We know intuitively that we function better with more rest, and there’s scientific research to support that most people are less effective if they don’t get at least seven hours of sleep. And sleep deprivation costs the economy billions of dollars.

Now, a new study suggests lack of sleep makes it harder to regulate negative emotions, and could make managers and bosses (and presidents) more likely to lash out and be overly punitive. The paper, from a team of professors at the universities of Washington and Virginia, examined the sentencing practices of judges, and found that sleep-deprived judges hand out harsher prison sentences.

The researchers looked at a decade’s worth of US sentencing data, and while they couldn’t know the sleep pattern of every judge, they looked at a date when almost everyone needs more sleep: the Monday in March after daylight savings begins, when a hour is cut out of the night. “Sleepy Monday,” as the researchers dub the day, is already associated with an increase in workplace injuries and reduced productivity.

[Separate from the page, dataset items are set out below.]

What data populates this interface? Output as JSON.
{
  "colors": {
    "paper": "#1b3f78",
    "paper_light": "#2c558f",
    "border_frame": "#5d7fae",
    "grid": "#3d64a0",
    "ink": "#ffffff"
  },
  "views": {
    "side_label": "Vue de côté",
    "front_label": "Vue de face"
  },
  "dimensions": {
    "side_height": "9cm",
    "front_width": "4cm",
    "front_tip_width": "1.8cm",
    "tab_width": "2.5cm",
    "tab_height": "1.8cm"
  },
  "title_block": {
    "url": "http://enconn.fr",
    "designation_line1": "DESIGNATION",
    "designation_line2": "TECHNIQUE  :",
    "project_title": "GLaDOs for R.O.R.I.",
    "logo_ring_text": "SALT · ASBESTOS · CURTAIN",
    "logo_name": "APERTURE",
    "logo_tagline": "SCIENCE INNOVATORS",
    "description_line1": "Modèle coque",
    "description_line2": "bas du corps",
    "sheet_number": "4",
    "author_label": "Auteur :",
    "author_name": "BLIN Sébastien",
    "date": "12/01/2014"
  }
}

Factoring out other variables, the team found judges gave 5% per longer sentences on Sleepy Monday than on the Mondays immediately before or after. Christopher Barnes, one of the professors, suggests in an article for Harvard Business Review that this effect of sleep deprivation is probably greater in non-judicial settings, where there isn’t the same emphasis on fairness and due process.

Bosses who don’t get enough sleep are more likely to treat subordinates unfairly, leading to a toxic work environment, he said. That’s something all managers should avoid, particularly if they’re also leaders of the free world.